Mientras se mofaba por lo bajo de
sus antiguos maestros, subió con precaución la escalinata, saludó y tomó
asiento junto a la Delegada de Educación, la directora del centro afín y los diversos acompañantes en las incómodas sillas escolares, colocadas sobre una plataforma cuyo
aspecto consideró excesivamente provisional. Cruzó las piernas, se miró los
calcetines oscuros y los comparó inconscientemente con las medias de rejilla de
la afín directora. También se dedicó a
comparar y estudiar las insignias y chapas que todos llevaban jovialmente prendidas al
pecho. Un par de centenares de alumnos de los cursos inferiores ocupaban el
campo de fútbol. Sus ropas combinaban los colores de la bandera.

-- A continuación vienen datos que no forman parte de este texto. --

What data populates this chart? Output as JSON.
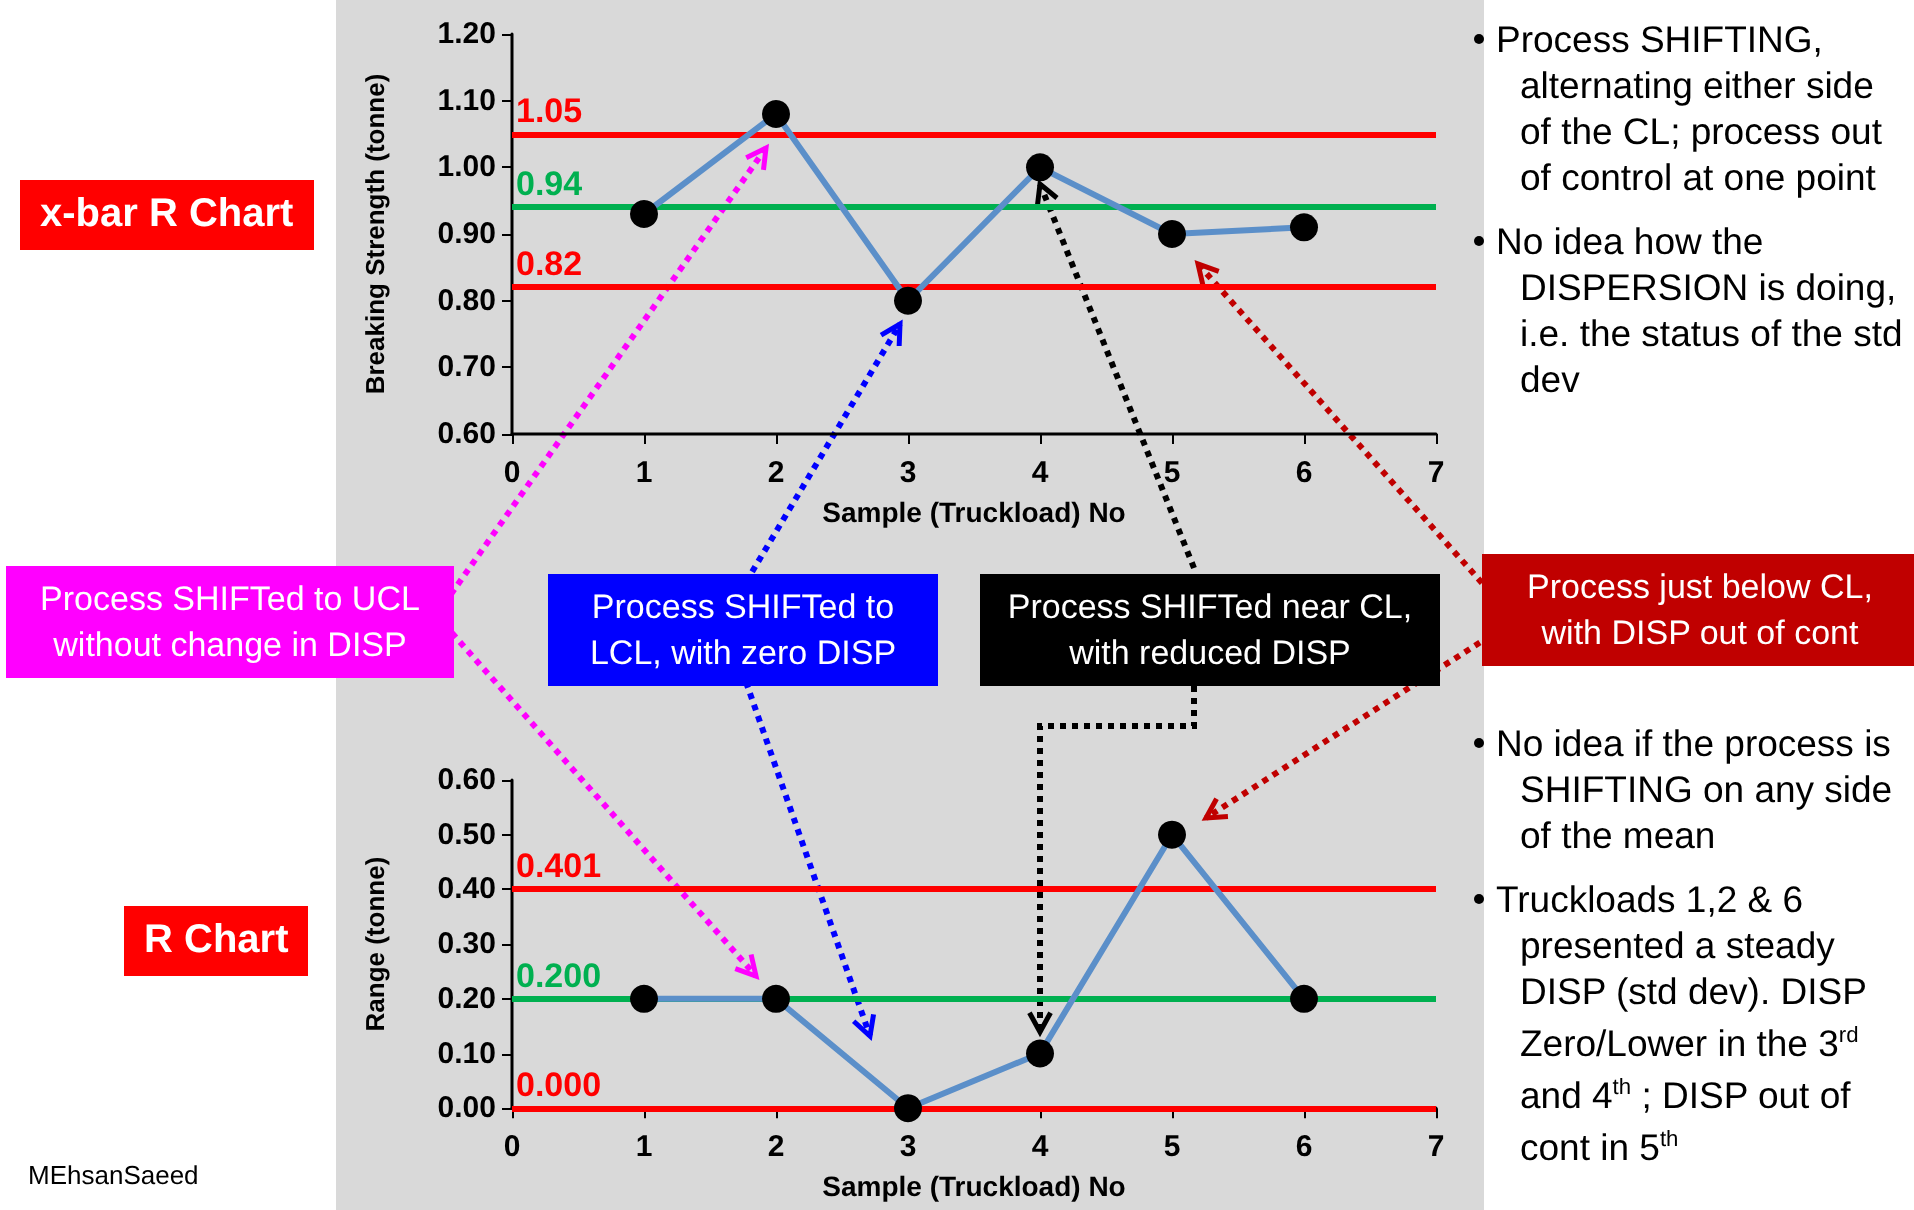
{
  "chart_data": [
    {
      "type": "line",
      "title": "x-bar R Chart",
      "xlabel": "Sample (Truckload) No",
      "ylabel": "Breaking Strength (tonne)",
      "x": [
        1,
        2,
        3,
        4,
        5,
        6
      ],
      "series": [
        {
          "color": "#5b8fc9",
          "values": [
            0.93,
            1.08,
            0.8,
            1.0,
            0.9,
            0.91
          ]
        }
      ],
      "marker": "circle",
      "xlim": [
        0,
        7
      ],
      "xticks": [
        0,
        1,
        2,
        3,
        4,
        5,
        6,
        7
      ],
      "ylim": [
        0.6,
        1.2
      ],
      "yticks": [
        {
          "value": 0.6,
          "label": "0.60"
        },
        {
          "value": 0.7,
          "label": "0.70"
        },
        {
          "value": 0.8,
          "label": "0.80"
        },
        {
          "value": 0.9,
          "label": "0.90"
        },
        {
          "value": 1.0,
          "label": "1.00"
        },
        {
          "value": 1.1,
          "label": "1.10"
        },
        {
          "value": 1.2,
          "label": "1.20"
        }
      ],
      "ref_lines": [
        {
          "axis": "y",
          "value": 1.05,
          "label": "1.05",
          "color": "#ff0000"
        },
        {
          "axis": "y",
          "value": 0.94,
          "label": "0.94",
          "color": "#00b050"
        },
        {
          "axis": "y",
          "value": 0.82,
          "label": "0.82",
          "color": "#ff0000"
        }
      ],
      "annotations": [
        "Process SHIFTING, alternating either side of the CL; process out of control at one point",
        "No idea how the DISPERSION is doing, i.e. the status of the std dev",
        "Process SHIFTed to UCL without change in DISP",
        "Process SHIFTed to LCL,  with zero DISP",
        "Process SHIFTed near CL,  with reduced DISP",
        "Process just below CL, with DISP out of cont"
      ]
    },
    {
      "type": "line",
      "title": "R Chart",
      "xlabel": "Sample (Truckload) No",
      "ylabel": "Range (tonne)",
      "x": [
        1,
        2,
        3,
        4,
        5,
        6
      ],
      "series": [
        {
          "color": "#5b8fc9",
          "values": [
            0.2,
            0.2,
            0.0,
            0.1,
            0.5,
            0.2
          ]
        }
      ],
      "marker": "circle",
      "xlim": [
        0,
        7
      ],
      "xticks": [
        0,
        1,
        2,
        3,
        4,
        5,
        6,
        7
      ],
      "ylim": [
        0,
        0.6
      ],
      "yticks": [
        {
          "value": 0,
          "label": "0.00"
        },
        {
          "value": 0.1,
          "label": "0.10"
        },
        {
          "value": 0.2,
          "label": "0.20"
        },
        {
          "value": 0.3,
          "label": "0.30"
        },
        {
          "value": 0.4,
          "label": "0.40"
        },
        {
          "value": 0.5,
          "label": "0.50"
        },
        {
          "value": 0.6,
          "label": "0.60"
        }
      ],
      "ref_lines": [
        {
          "axis": "y",
          "value": 0.401,
          "label": "0.401",
          "color": "#ff0000"
        },
        {
          "axis": "y",
          "value": 0.2,
          "label": "0.200",
          "color": "#00b050"
        },
        {
          "axis": "y",
          "value": 0,
          "label": "0.000",
          "color": "#ff0000"
        }
      ],
      "annotations": [
        "No idea if the process is SHIFTING on any side of the mean",
        "Truckloads 1,2 & 6 presented a steady DISP (std dev).  DISP Zero/Lower in the 3$^{rd}$ and 4$^{th}$ ; DISP out of cont in 5$^{th}$",
        "MEhsanSaeed"
      ]
    }
  ]
}
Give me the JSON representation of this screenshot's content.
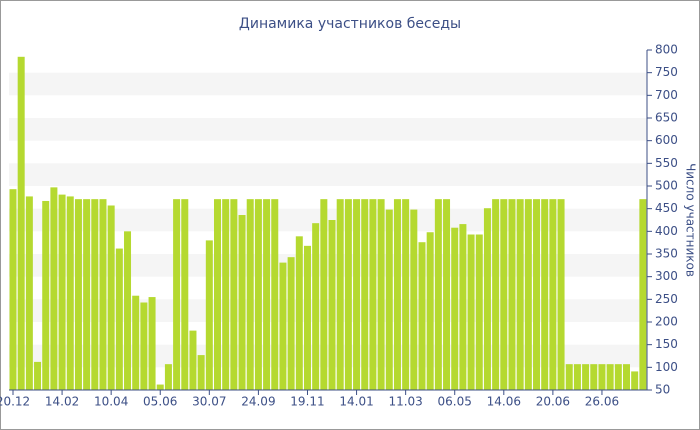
{
  "chart_data": {
    "type": "bar",
    "title": "Динамика участников беседы",
    "y_label": "Число участников",
    "categories": [
      "20.12",
      null,
      null,
      null,
      null,
      null,
      "14.02",
      null,
      null,
      null,
      null,
      null,
      "10.04",
      null,
      null,
      null,
      null,
      null,
      "05.06",
      null,
      null,
      null,
      null,
      null,
      "30.07",
      null,
      null,
      null,
      null,
      null,
      "24.09",
      null,
      null,
      null,
      null,
      null,
      "19.11",
      null,
      null,
      null,
      null,
      null,
      "14.01",
      null,
      null,
      null,
      null,
      null,
      "11.03",
      null,
      null,
      null,
      null,
      null,
      "06.05",
      null,
      null,
      null,
      null,
      null,
      "14.06",
      null,
      null,
      null,
      null,
      null,
      "20.06",
      null,
      null,
      null,
      null,
      null,
      "26.06",
      null,
      null,
      null,
      null,
      null
    ],
    "values": [
      493,
      785,
      477,
      112,
      467,
      497,
      481,
      477,
      471,
      471,
      471,
      471,
      457,
      362,
      400,
      258,
      243,
      255,
      62,
      107,
      471,
      471,
      181,
      127,
      380,
      471,
      471,
      471,
      436,
      471,
      471,
      471,
      471,
      331,
      343,
      389,
      368,
      418,
      471,
      425,
      471,
      471,
      471,
      471,
      471,
      471,
      448,
      471,
      471,
      448,
      376,
      398,
      471,
      471,
      408,
      416,
      393,
      393,
      451,
      471,
      471,
      471,
      471,
      471,
      471,
      471,
      471,
      471,
      107,
      107,
      107,
      107,
      107,
      107,
      107,
      107,
      91,
      471
    ],
    "color": "#b5d930",
    "ylim": [
      50,
      800
    ],
    "yticks": [
      50,
      100,
      150,
      200,
      250,
      300,
      350,
      400,
      450,
      500,
      550,
      600,
      650,
      700,
      750,
      800
    ],
    "grid": true
  }
}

Algunos
profesores diligentes, encabezados por el de educación física, los fueron
colocando de mayor a menor por cursos y, dentro de los mismos cursos, por
estatura. Parecían pequeños maniquís expectantes, emocionados y nerviosos. Una
vez colocados y firmes se produjo el silencio. Tras un carraspeo, una voz
anunció desde todos los altavoces del colegio que en unos instantes se
procedería a escuchar el himno nacional, interpretado por los niños allí formados.

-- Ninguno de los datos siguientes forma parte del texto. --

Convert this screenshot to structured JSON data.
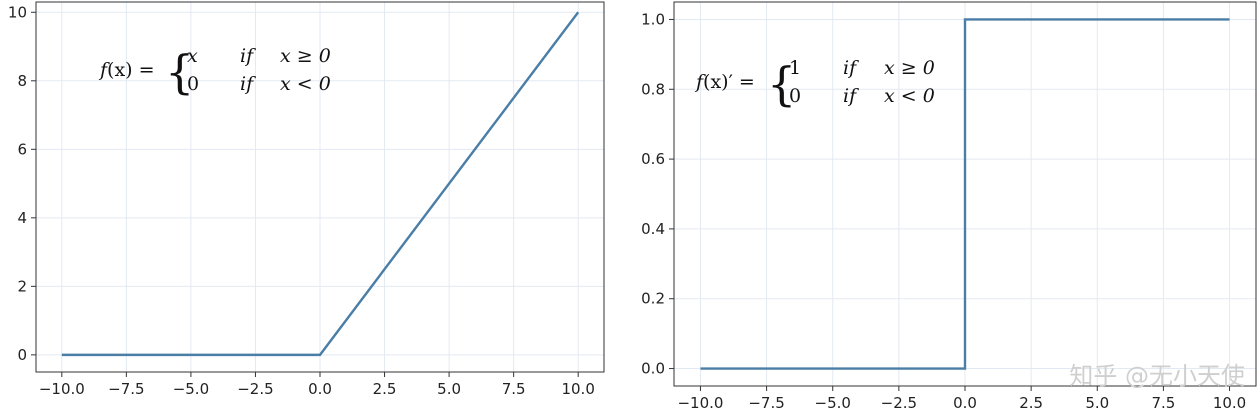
{
  "chart_data": [
    {
      "type": "line",
      "title": "",
      "xlabel": "",
      "ylabel": "",
      "xlim": [
        -11,
        11
      ],
      "ylim": [
        -0.5,
        10.3
      ],
      "xticks": [
        -10,
        -7.5,
        -5,
        -2.5,
        0,
        2.5,
        5,
        7.5,
        10
      ],
      "xtick_labels": [
        "−10.0",
        "−7.5",
        "−5.0",
        "−2.5",
        "0.0",
        "2.5",
        "5.0",
        "7.5",
        "10.0"
      ],
      "yticks": [
        0,
        2,
        4,
        6,
        8,
        10
      ],
      "ytick_labels": [
        "0",
        "2",
        "4",
        "6",
        "8",
        "10"
      ],
      "grid": true,
      "line_color": "#4a7ea6",
      "series": [
        {
          "x": [
            -10,
            0,
            10
          ],
          "y": [
            0,
            0,
            10
          ]
        }
      ],
      "annotation": {
        "lhs_func": "f",
        "lhs_arg": "(x)",
        "lhs_prime": "",
        "eq": "=",
        "row1_value": "x",
        "row1_if": "if",
        "row1_cond": "x ≥ 0",
        "row2_value": "0",
        "row2_if": "if",
        "row2_cond": "x < 0"
      }
    },
    {
      "type": "line",
      "title": "",
      "xlabel": "",
      "ylabel": "",
      "xlim": [
        -11,
        11
      ],
      "ylim": [
        -0.05,
        1.05
      ],
      "xticks": [
        -10,
        -7.5,
        -5,
        -2.5,
        0,
        2.5,
        5,
        7.5,
        10
      ],
      "xtick_labels": [
        "−10.0",
        "−7.5",
        "−5.0",
        "−2.5",
        "0.0",
        "2.5",
        "5.0",
        "7.5",
        "10.0"
      ],
      "yticks": [
        0,
        0.2,
        0.4,
        0.6,
        0.8,
        1.0
      ],
      "ytick_labels": [
        "0.0",
        "0.2",
        "0.4",
        "0.6",
        "0.8",
        "1.0"
      ],
      "grid": true,
      "line_color": "#4a7ea6",
      "series": [
        {
          "x": [
            -10,
            0,
            0,
            10
          ],
          "y": [
            0,
            0,
            1,
            1
          ]
        }
      ],
      "annotation": {
        "lhs_func": "f",
        "lhs_arg": "(x)",
        "lhs_prime": "′",
        "eq": "=",
        "row1_value": "1",
        "row1_if": "if",
        "row1_cond": "x ≥ 0",
        "row2_value": "0",
        "row2_if": "if",
        "row2_cond": "x < 0"
      }
    }
  ],
  "watermark": "知乎 @无小天使"
}
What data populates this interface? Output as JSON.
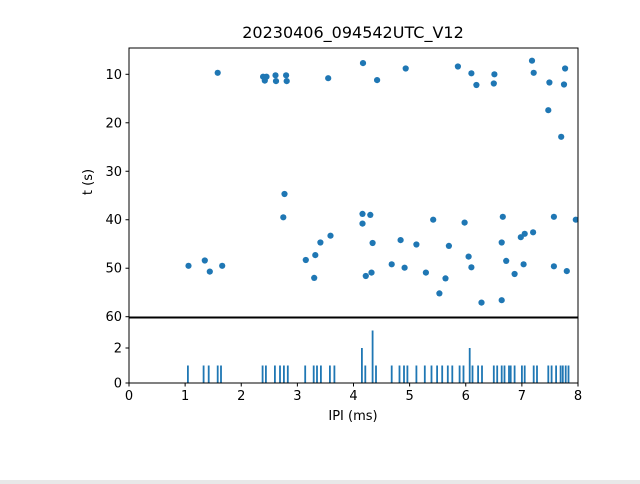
{
  "figure": {
    "title": "20230406_094542UTC_V12",
    "xlabel": "IPI (ms)",
    "ylabel": "t (s)"
  },
  "colors": {
    "marker": "#1f77b4",
    "axis": "#000000",
    "background": "#ffffff"
  },
  "chart_data": [
    {
      "type": "scatter",
      "title": "20230406_094542UTC_V12",
      "xlabel": "",
      "ylabel": "t (s)",
      "xlim": [
        0,
        8
      ],
      "ylim": [
        60,
        4.5
      ],
      "y_inverted": true,
      "grid": false,
      "yticks": [
        10,
        20,
        30,
        40,
        50,
        60
      ],
      "marker_color": "#1f77b4",
      "points": [
        [
          1.58,
          9.7
        ],
        [
          2.39,
          10.5
        ],
        [
          2.42,
          11.3
        ],
        [
          2.45,
          10.5
        ],
        [
          2.61,
          10.2
        ],
        [
          2.62,
          11.4
        ],
        [
          2.8,
          10.2
        ],
        [
          2.81,
          11.4
        ],
        [
          3.55,
          10.8
        ],
        [
          4.17,
          7.7
        ],
        [
          4.42,
          11.2
        ],
        [
          4.93,
          8.8
        ],
        [
          5.86,
          8.4
        ],
        [
          6.1,
          9.8
        ],
        [
          6.19,
          12.2
        ],
        [
          6.5,
          11.9
        ],
        [
          6.51,
          10.0
        ],
        [
          7.18,
          7.2
        ],
        [
          7.21,
          9.7
        ],
        [
          7.47,
          17.4
        ],
        [
          7.49,
          11.7
        ],
        [
          7.7,
          22.9
        ],
        [
          7.75,
          12.1
        ],
        [
          7.77,
          8.8
        ],
        [
          1.06,
          49.5
        ],
        [
          1.35,
          48.4
        ],
        [
          1.44,
          50.7
        ],
        [
          1.66,
          49.5
        ],
        [
          2.75,
          39.5
        ],
        [
          2.77,
          34.7
        ],
        [
          3.15,
          48.3
        ],
        [
          3.3,
          52.0
        ],
        [
          3.32,
          47.3
        ],
        [
          3.41,
          44.7
        ],
        [
          3.59,
          43.3
        ],
        [
          4.16,
          38.8
        ],
        [
          4.16,
          40.8
        ],
        [
          4.3,
          39.0
        ],
        [
          4.34,
          44.8
        ],
        [
          4.22,
          51.6
        ],
        [
          4.32,
          50.9
        ],
        [
          4.68,
          49.2
        ],
        [
          4.84,
          44.2
        ],
        [
          4.91,
          49.9
        ],
        [
          5.12,
          45.1
        ],
        [
          5.29,
          50.9
        ],
        [
          5.42,
          40.0
        ],
        [
          5.53,
          55.2
        ],
        [
          5.64,
          52.1
        ],
        [
          5.7,
          45.4
        ],
        [
          5.98,
          40.6
        ],
        [
          6.05,
          47.6
        ],
        [
          6.1,
          49.8
        ],
        [
          6.28,
          57.1
        ],
        [
          6.64,
          56.6
        ],
        [
          6.64,
          44.7
        ],
        [
          6.66,
          39.4
        ],
        [
          6.72,
          48.5
        ],
        [
          6.87,
          51.2
        ],
        [
          6.98,
          43.6
        ],
        [
          7.03,
          49.2
        ],
        [
          7.05,
          42.9
        ],
        [
          7.2,
          42.6
        ],
        [
          7.57,
          39.4
        ],
        [
          7.57,
          49.6
        ],
        [
          7.8,
          50.6
        ],
        [
          7.96,
          40.0
        ]
      ]
    },
    {
      "type": "bar",
      "title": "",
      "xlabel": "IPI (ms)",
      "ylabel": "",
      "xlim": [
        0,
        8
      ],
      "ylim": [
        0,
        3.77
      ],
      "grid": false,
      "yticks": [
        0,
        2
      ],
      "xticks": [
        0,
        1,
        2,
        3,
        4,
        5,
        6,
        7,
        8
      ],
      "bar_color": "#1f77b4",
      "bars": [
        [
          1.05,
          1
        ],
        [
          1.33,
          1
        ],
        [
          1.42,
          1
        ],
        [
          1.58,
          1
        ],
        [
          1.64,
          1
        ],
        [
          2.38,
          1
        ],
        [
          2.44,
          1
        ],
        [
          2.6,
          1
        ],
        [
          2.69,
          1
        ],
        [
          2.76,
          1
        ],
        [
          2.83,
          1
        ],
        [
          3.14,
          1
        ],
        [
          3.29,
          1
        ],
        [
          3.35,
          1
        ],
        [
          3.42,
          1
        ],
        [
          3.58,
          1
        ],
        [
          3.66,
          1
        ],
        [
          4.15,
          2
        ],
        [
          4.21,
          1
        ],
        [
          4.34,
          3
        ],
        [
          4.4,
          1
        ],
        [
          4.68,
          1
        ],
        [
          4.82,
          1
        ],
        [
          4.9,
          1
        ],
        [
          4.96,
          1
        ],
        [
          5.12,
          1
        ],
        [
          5.27,
          1
        ],
        [
          5.39,
          1
        ],
        [
          5.49,
          1
        ],
        [
          5.58,
          1
        ],
        [
          5.68,
          1
        ],
        [
          5.76,
          1
        ],
        [
          5.89,
          1
        ],
        [
          5.96,
          1
        ],
        [
          6.07,
          2
        ],
        [
          6.12,
          1
        ],
        [
          6.22,
          1
        ],
        [
          6.29,
          1
        ],
        [
          6.5,
          1
        ],
        [
          6.56,
          1
        ],
        [
          6.64,
          1
        ],
        [
          6.69,
          1
        ],
        [
          6.77,
          1
        ],
        [
          6.8,
          1
        ],
        [
          6.87,
          1
        ],
        [
          7.0,
          1
        ],
        [
          7.05,
          1
        ],
        [
          7.21,
          1
        ],
        [
          7.27,
          1
        ],
        [
          7.47,
          1
        ],
        [
          7.53,
          1
        ],
        [
          7.61,
          1
        ],
        [
          7.69,
          1
        ],
        [
          7.73,
          1
        ],
        [
          7.78,
          1
        ],
        [
          7.83,
          1
        ]
      ]
    }
  ]
}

Entonces, el ministro notó que alguien le tiraba del puño sin gemelos de la
camisa; y este y algunos de sus compañeros de tarima subieron graciosamente, con
gesto cómplice, como corriendo a escondidas, las escaleras. Todos reían, y
ellas se arreglaron el pelo que había volado al viento, al llegar al despacho de
la directora afín, situado en la segunda planta. Apostados ante un gran ventanal, tendrían
una visión excelente del mosaico de la bandera nacional que formaban los
alumnos, mientras estos cantaban, tiesos como velas. Desde allí, donde, situado
junto a una ventana lateral, un hombre con un chaleco con muchos bolsillos y
una cámara grande grababa el momento, para solaz de los padres que señalaban en
su dirección, arracimados como estaban detrás de una portería de fútbol oxidada y exenta
de red, se disimulaba lo circunstancial del expreso atuendo infantil decidido
para la ocasión: las camisetas demasiado grandes, antiguas, descoloridas, acaso
zurcidas, acaso disimulando, por estar puestas del revés, alguna marca
comercial. La sensación de ropa prestaba saltaba aquí y allá en las largas
filas.
La música del himno sonaba por
todos los altavoces, los niños cantaban ensimismados. La directora afín, la Delegada,
algunos de los acompañantes y el ministro, aún tenían estómago para comer algún
canapé y beber un vinito con gesto emocionado y cierta contención, dada la
presencia del cámara. Los mensajes se acumulaban en el móvil ministerial, que
echaba chispas y soltaba una breve y ridícula musiquilla cada tanto. El
ministro se disculpaba con la boca algo llena y miraba de reojo los mensajes
mientras todos sonreían y cabeceaban, solidarizándose con él por su ajetreada vida de
servidor público.
Algo más tarde, consiguió abandonar el recinto
tras saludar a la menor cantidad de padres posibles y espolvorear algunas
mentiras sobre las cabezas de los niños. Otra vez manos que se estrechan, besos,
sonrisas, felicitaciones al profesor de
educación física. El chófer olía a tabaco cuando abrió la puerta del coche, y él
volvió a sentir ganas de fumar. Le devoraban unos deseos incontenibles de salir
de allí y repantigarse en su despacho. De estar en familia, con su secretaria y sus
asesores, su café, su tableta, su brazo a torcer, la negociación, el acuerdo,
el nuevo paso de nuestra democracia, las palmadas, las quejas de los enemigos
de siempre, los pellizquitos de la prensa, la mano que da, la mano que toma, la
altura de miras y las reglas del juego.